Another curious thing, and I have seen this firsthand over and over again in my strange life —  suicides usually don’t want others to commit suicide.  Why?  This is where the game begins to become undone.  The terror of a universe wherein I am in a static state of horrific aloneness is something that, in acute moments, I experience for myself.  But I cannot experience it, and I sure as hell will not allow it or condone it, for my little girls and boy, for my wife, for my brothers and parents, for my friends, or even for that girl in every end of the road of safety nets who was raped repeatedly as an infant and now is a cutter and eater who tries whenever she has the chance to kill herself.  I will not allow that universe for them.  I rebuke it at every moment, as do many folks I know who work with the Walking Lonely who want to be relieved of the burden of breath.  You learn things in foxholes, and I think many who have been in my sort of foxholes will with me attest to the wondrous phenomena that is a woman or man who not long ago had a barrel in his/her mouth trying to talk a person whose life has been nothing but hell and misery into fighting for life, and rebuking the urge to death and disconnect.

There is a mystery there.

I can’t explain it, but it is something Pauline, a willingness to accept a hell for one’s self that one will not accept for others.

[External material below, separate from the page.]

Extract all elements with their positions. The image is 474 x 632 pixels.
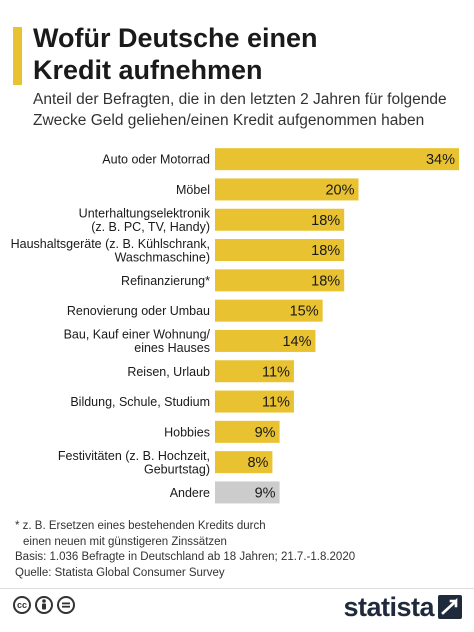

This willingness, too, is revealed in impulse.  Where does this impulse come from?

————–

The sun was orange fire going down tonight.  Families were getting ice cream at the village gas station, and then while walking home yelled at their kids on bikes to slow down.  The two taverns seemed to be full, lots of motorcycles parked outside.  The moon had been out since mid afternoon, now an afterthought even as it was finally making its move toward prominence.  My wife’s old first grade teacher limped down the sidewalk while shouting a conversation into her cell phone.  The bay windows in the houses revealed TVs showing cartoons, with kids jumping on couches and moms back in kitchens.  Two boys were headed home with fishing poles and a bucket.  An old man looked through me blankly as he smoked his cigarette.  When the middler girl and I got back home from the gas station with the microwave popcorn my baby boy said, for the first time, “me Paulie, me Paulie.”

Yes, you are son.  And you always will be.  Because you will always be loved, and you will never be alone, no matter which of the universe’s narratives is loudest in your ear.